Dylan took off his coat, hung it on the arm of his chair, and headed for the canteen, while Ash shed his coat, then sent Gunner a text telling him their dad made it through surgery, and which floor they were on, then sent Nora the same information.
Dylan came back with their snacks.
“Thanks,” Asher said, and carefully set the coffee aside to cool, while he opened the packaging and took a bite of the roll. It wasn’t great, but he’d had worse.
Dylan kept eyeing his brother as they ate. The brothers could read each other like a road map, and Dylan guessed Asher was already in investigation mode, and he was right.
Ash didn’t believe it was meant to be a robbery. Not even a botched one. Nothing was taken, not the money in the till, and his dad’s wallet was still on him when they found his body. He was holding on to what Nora told him until Gunner arrived to hear it, too.
Jacob wasn’t the kind of man to have enemies, but Asher needed to find out if he’d recently had words with a customer, or if someone was holding a grudge. But that was allfor later. Right now, they just needed him to wake up and survive this nightmare, then they could deal with whoever had done this, and make sure nothing like this ever happened again.
Within the hour, Jacob’s surgeon walked in, scanned the faces of the people in the waiting room, and then walked straight to where Asher and Dylan were sitting.
“Are you Jacob Kingston’s family?” he asked.
They both stood abruptly. “Yes. We’re his sons,” Asher said.
“I’m Doctor Reading. I operated on your father earlier this morning. He is on the critical list, but his vital signs are holding steady. He was brought in with a single gunshot to the chest. It entered between his heart and upper shoulder and exited a little higher on his back, which means the shot was from someone standing above him, firing from a short distance away. He was severely weakened from the blood loss by the time he got here.”

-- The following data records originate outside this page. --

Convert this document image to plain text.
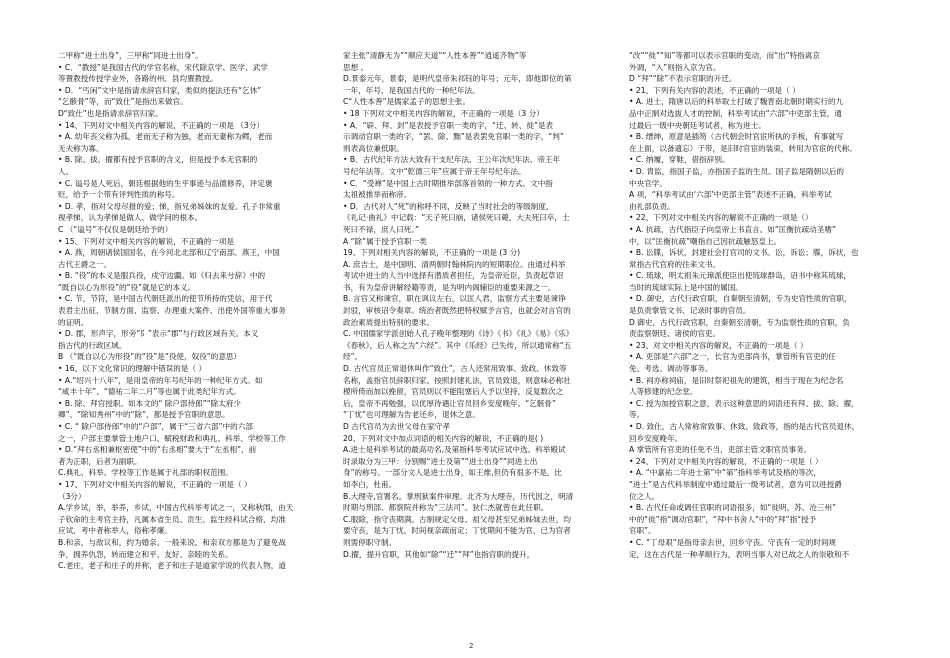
二甲称“进士出身”，三甲称“同进士出身”。
• C．“教授”是我国古代的学官名称，宋代除京学、医学、武学
等置教授传授学业外，各路的州、县均置教授。
• D．“丐闲”文中是指请求辞官归家，类似的提法还有“乞休”
“乞骸骨”等，而“致仕”是指出来做官。
D“致仕”也是指请求辞官归家。
• 14、下列对文中相关内容的解说，不正确的一项是 （3分）
• A. 幼年丧父称为孤，老而无子称为独，老而无妻称为鳏，老而
无夫称为寡。
• B. 除、拔、擢都有授予官职的含义，但是授予本无官职的
人。
• C. 谥号是人死后，朝廷根据他的生平事迹与品德修养，评定褒
贬，给予一个带有评判性质的称号。
• D. 孝，指对父母尽报的爱；悌，指兄弟姊妹的友爱。孔子非常重
视孝悌，认为孝悌是做人、做学问的根本。
C （“谥号”不仅仅是朝廷给予的）
• 15、下列对文中相关内容的解说，不正确的一项是
• A. 燕，周朝诸侯国国名，在今河北北部和辽宁南部。燕王，中国
古代王爵之一。
• B. “役”的本义是服兵役，戍守边疆。如《归去来兮辞》中的
“既自以心为形役”的“役”就是它的本义。
• C. 节，节符，是中国古代朝廷派出的使节所持的凭信，用于代
表君主出征、节制方面、监察、办理重大案件、出使外国等重大事务
的证明。
• D. 郡，形声字，形旁“阝”表示“郡”与行政区域有关。本义
指古代的行政区域。
B （“既自以心为形役”的“役”是“役使，奴役”的意思）
• 16、以下文化常识的理解中错误的是（ ）
• A.“绍兴十八年”，是用皇帝的年号纪年的一种纪年方式。如
“咸丰十年”、“德祐二年二月”等也属于此类纪年方式。
• B. 除、拜官授职。如本文的“ 除户部侍郎”“除太府少
卿”、“除知秀州”中的“除”，都是授予官职的意思。
• C. “ 除户部侍郎”中的“户部”，属于“三省六部”中的六部
之一，户部主要掌管土地户口、赋税财政和典礼、科举、学校等工作
• D.“拜右丞相兼枢密使”中的“右丞相”要大于“左丞相”，前
者为正职，后者为副职。
C.典礼、科举、学校等工作是属于礼部的职权范围。
• 17、下列对文中相关内容的解说，不正确的一项是（ ）
（3分）
A.学乡试，举，举养，乡试，中国古代科举考试之一，又称秋闱，由天
子钦命的主考官主持，凡属本省生员、贡生、监生经科试合格，均准
应试，考中者称举人，俗称孝廉。
B.和亲，与敌议和，约为婚亲。一般来说，和亲双方都是为了避免战
争，拥养仇怨，转而建立和平、友好、亲睦的关系。
C.老庄，老子和庄子的并称，老子和庄子是道家学说的代表人物，道
家主张“清静无为”“顺应天道”“人性本善”“逍遥齐物”等
思想 。
D.景泰元年，景泰，是明代皇帝朱祁钰的年号；元年，即他即位的第
一年，年号，是我国古代的一种纪年法。
C“人性本善”是儒家孟子的思想主张。
• 18 下列对文中相关内容的解说，不正确的一项是（3 分）
• A．“辟、拜、封”是表授予官职一类的字，“迁、转、徙”是表
示调动官职一类的字，“罢、除、黜”是表罢免官职一类的字，“判”
则表高位兼低职。
• B．古代纪年方法大致有干支纪年法、王公年次纪年法、帝王年
号纪年法等。文中“乾德三年”应属于帝王年号纪年法。
• C．“受禅”是中国上古时期推举部落首领的一种方式。文中指
太祖被推举而称帝。
• D．古代对人“死”的称呼不同，反映了当时社会的等级制度，
《礼记·曲礼》中记载：“天子死曰崩，诸侯死曰薨，大夫死曰卒，士
死曰不禄，庶人曰死。”
A “除”属于授予官职一类
19、下列对相关内容的解说，不正确的一项是 (3 分)
A. 庶吉士，是中国明、清两朝时翰林院内的短期职位。由通过科举
考试中进士的人当中选择有潜质者担任，为皇帝近臣，负责起草诏
书，有为皇帝讲解经籍等责，是为明内阁辅臣的重要来源之一。
B. 言官又称谏官，职在讽议左右，以匡人君，监察方式主要是谏诤
封驳，审核诏令奏章。统治者既然把特权赋予言官，也就会对言官的
政治素质提出特别的要求。
C. 中国儒家学派创始人孔子晚年整理的《诗》《书》《礼》《易》《乐》
《春秋》，后人称之为“六经”。其中《乐经》已失传，所以通常称“五
经”。
D. 古代官员正常退休叫作“致仕”，古人还常用致事、致政、休致等
名称，盖指官员辞职归家。按照封建礼法，官员致退，则意味必称社
稷所倚而加以挽留，官员则以不能阻塞后人予以坚持，反复数次之
后，皇帝不再勉强，以优厚待遇让官员回乡安度晚年。“乞骸骨”
“丁忧”也可理解为告老还乡，退休之意。
D 古代官员为去世父母在家守孝
20、下列对文中加点词语的相关内容的解说，不正确的是( )
A.进士是科举考试的最高功名,及第指科举考试应试中选。科举殿试
时录取分为三甲：分别赐“进士及第”“进士出身”“同进士出
身”的称号。一部分文人是进士出身，如王维,但仍有很多不是，比
如李白，杜甫。
B.大理寺,官署名。掌刑狱案件审理。北齐为大理寺，历代因之，明清
时期与刑部、都察院并称为“三法司”。狄仁杰就曾在此任职。
C.服除，指守丧期满。古制规定父母、祖父母甚至兄弟姊妹去世，均
要守丧，是为丁忧，时间视亲疏而定；丁忧期间不能为官，已为官者
则需停职守制。
D.擢，提升官职，其他如“除”“迁”“拜”也指官职的提升，
“改”“徙”“知”等都可以表示官职的变动，而“出”特指离京
外调，“入”则指入京为官。
D “拜”“除”不表示官职的升迁。
• 21、下列有关内容的表述，不正确的一项是（ ）
• A. 进士，隋唐以后的科举取士打破了魏晋南北朝时期实行的九
品中正制对选拔人才的控制，科举考试由“六部”中吏部主管，通
过最后一级中央朝廷考试者，称为进士。
• B. 缙绅，原意是插笏（古代朝会时官宦所执的手板，有事就写
在上面，以备遗忘）于带，是旧时官宦的装束，转用为官宦的代称。
• C. 纳履，穿鞋，借指辞别。
• D. 胄监，指国子监，亦指国子监的生员。国子监是隋朝以后的
中央官学。
A 项，“科举考试由‘六部’中吏部主管”表述不正确，科举考试
由礼部负责。
• 22、下列对文中相关内容的解说不正确的一项是（）
• A. 抗疏，古代指臣子向皇帝上书直言。如“匡衡抗疏动圣嗜”
中，以“匡衡抗疏”嘲指自己因抗疏触怒皇上。
• B. 讼牒，诉状，封建社会打官司的文书。讼，诉讼；牒，诉状，也
常指古代官府的往来文书。
• C. 琉球，明太祖朱元璋派使臣出使琉球群岛，诏书中称其琉球，
当时的琉球实际上是中国的属国。
• D. 御史，古代行政官职，自秦朝至清朝，专为史官性质的官职，
是负责掌管文书、记录时事的官员。
D 御史，古代行政官职，自秦朝至清朝，专为监察性质的官职，负
责监察朝廷、诸侯的官吏。
• 23、对文中相关内容的解说，不正确的一项是（ ）
• A. 吏部是“六部”之一，长官为吏部尚书，掌管所有官吏的任
免、考选、调动等事务。
• B. 祠亦称祠庙，是旧时祭祀祖先的建筑，相当于现在为纪念名
人等修建的纪念堂。
• C. 授为加授官职之意，表示这种意思的词语还有拜、拔、除、擢，
等。
• D. 致仕，古人常称常致事、休致、致政等，指的是古代官员退休，
回乡安度晚年。
A 掌管所有官吏的任免不当，吏部主管文职官员事务。
• 24、下列对文中相关内容的解说，不正确的一项是（ ）
• A. “中嘉祐二年进士第”中“第”指科举考试及格的等次，
“进士”是古代科举制度中通过最后一级考试者，意为可以进授爵
位之人。
• B. 古代任命或调任官职的词语很多，如“徙明、苏、沧三州”
中的“徙”指“调动官职”，“拜中书舍人”中的“拜”指“授予
官职”。
• C. “丁母艰”是指母亲去世，回乡守丧。守丧有一定的时间规
定，这在古代是一种孝顺行为，表明当事人对已故之人的崇敬和不
2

“Did you have to transfuse him?” Asher asked.
“Yes, he had a whole blood transfusion. I expect it to raise his numbers to a stronger level. I just checked his vitals. He’s holding his own, and that’s positive, but as I’m sure you know, the next twenty-four to forty-eight hours are crucial.”
“Did he ever regain consciousness?” Dylan asked.
“Not as of yet,” Doctor Reading said. “I’ll be checking on him again this evening during rounds. We have him heavily sedated, so don’t expect too much from him at this point. He’s healing, and right now that’s what matters most.”
Ash nodded. “We have one more brother due to arrive soon. We are all the family he has, and he’s everything to us.”
“Understood,” Reading said. “I need to finish my rounds, but I will say, what a remarkable resemblance you all have to each other. Like younger versions of your father. Restassured, we’re doing everything we can for him,” he said, and then he was gone.
Dylan shoved a hand through his hair in frustration, then turned and walked to the window.
Asher followed and slid his arm across Dylan’s shoulder. Several minutes passed as they stood in silence, just staring out the window. Then all of a sudden, a man walked up behind them, stretched out his long arms, and gave both of them a hug.
“Got room for one more brother?” he said.
They turned. “Gunner!” they said, then hugged him.
The only sign of emotion on his face was a quick muscle jerk at the side of his jaw as he hugged them back.
“Sit,” Ash said, and they did. “Are you hungry? Do you want some coffee? Something to eat?”
“Not until I know what you know,” Gunner said, and so they began filling him in on everything the doctor told them, with him listening intently until they finished.
“I called Nora on the way to the hangar,” Ash said.
They both looked up. “You’re talking to Nora?”
“More than talking. After Dad told me that her father had recently died, and her mother had been gone four years, and she’d come home to deal with the family property, I felt the guilt. Then when he told me that she’d visited him, and that she looked like the stress of it all had just about broken her… I couldn’t bear the thought of how she’d faced all that alone and went begging. Long story short, she not only forgave me, but I’m flying high on my second chance. When I was driving to the hangar, it dawned on me that she and everybody else in Crossroads would have known about it before we did. I wondered what she knew that Reddick didn’t tell. She said Pearl heard the shot. She’s the one who found him bleeding and unconscious, and saved his life.”
“My God. What are the chances? We owe her big time,” Dylan said.
“This kind of shooting isn’t the Crossroads we grew up in,” Gunner said. “Nothing was stolen. He hadn’t received any threats, or we would have known about them. And unless the character of the residents has drastically changed, I’m not going to believe it was a local who did this. Did he ever say anything to either of you about having trouble with someone?”
“Not to me,” Dylan said.
“Nor to me,” Asher added. “When I called him after we learned about Pete Brandt dying in prison, the bar was full and there was so much laughing and shouting going on, he had to walk into the hallway to talk to me. I asked him if he’d been hassled by reporters, and kind of reminded him that might start happening. He just blew it off and said he had to get back to the bar. Half the clientele was watching a football game, and there was an ongoing snooker tournament as well. He was in great spirits, and then this happened.”